Selon une étude du Conseil supérieur de l’éducation évaluant le cycle doctoral, 9 doctorants sur 10 abandonnent leur thèse. Aujourd’hui considérés comme de simples étudiant, les doctorants, qui représentent 32 000 inscrits par an, n’ont pas de statut de chercheurs. Mis à part les 300 bourses d’excellence octroyées annuellement par le ministère de l’Éducation, ces derniers ne sont pas financés pendant leur thèse. Ces conditions précaires poussent nombre d’entre eux à abandonner leur thèse pour se diriger vers le privé.
Pas ou peu de bourses
Abdellah*, 29 ans, a laissé tomber sa thèse en sciences de l’ingénieur et informatique à l’Université Sidi Mohammed Ben Abdellah de Fès au bout d’un an et demi. « Je n’avais plus de bourses. Entre les trajets pour aller au laboratoire et la fac et les frais pour aider ma famille à payer les charges je ne m’en sortais plus ». L’étudiant décide alors d’intégrer une entreprise privée en tant qu’ingénieur en développement informatique. « Je gagne 11 000dhs par mois. Ce n’est pas ce que je voulais faire mais au moins je vis de manière décente », explique le jeune homme qui vient tout juste de louer un appartement dans le centre-ville de Casablanca.

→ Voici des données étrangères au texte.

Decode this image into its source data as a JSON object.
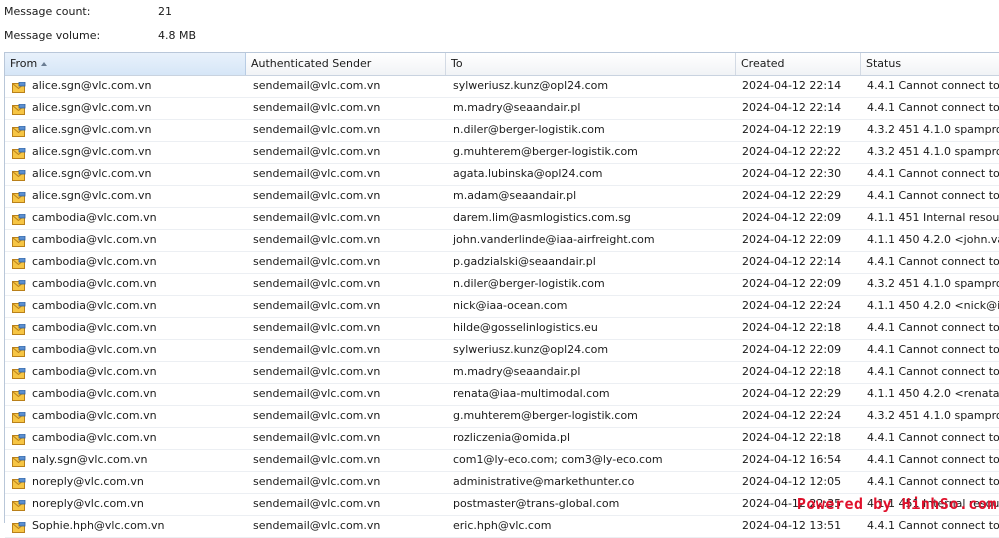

Sur les 32 000 doctorants inscrits aujourd’hui au Maroc, seulement 2 000 soutiennent leur thèse en moyenne, soit moins de 10 %.
« Sur les 32 000 doctorants inscrits aujourd’hui au Maroc, seulement 2 000 soutiennent leur thèse en moyenne, soit moins de 10 %. C’est simple, ceux qui soutiennent sont ceux qui ont des bourses conséquences, ceux qui n’ont pas trouvé d’échappatoire », analyse Abdellatif Miraoui président de l’Université Cadi Ayyad de Marrakech. Aujourd’hui, la bourse d’excellence, qui s’élève à 3000dhs mensuel, n’est octroyée qu’a 300 étudiants par an. Un montant qui ne semble cependant pas suffisant puisque 41 % des doctorats boursiers abandonnent eux aussi leur thèse. C’est pourquoi, selon le Conseil supérieur de l’éducation, 44 % des doctorants exercent une activité professionnelle en parallèle à la préparation de leur thèse. « Or, la recherche se fait à plein temps. Il faut être au laboratoire ou à l’université tous les jours pour produire du savoir ».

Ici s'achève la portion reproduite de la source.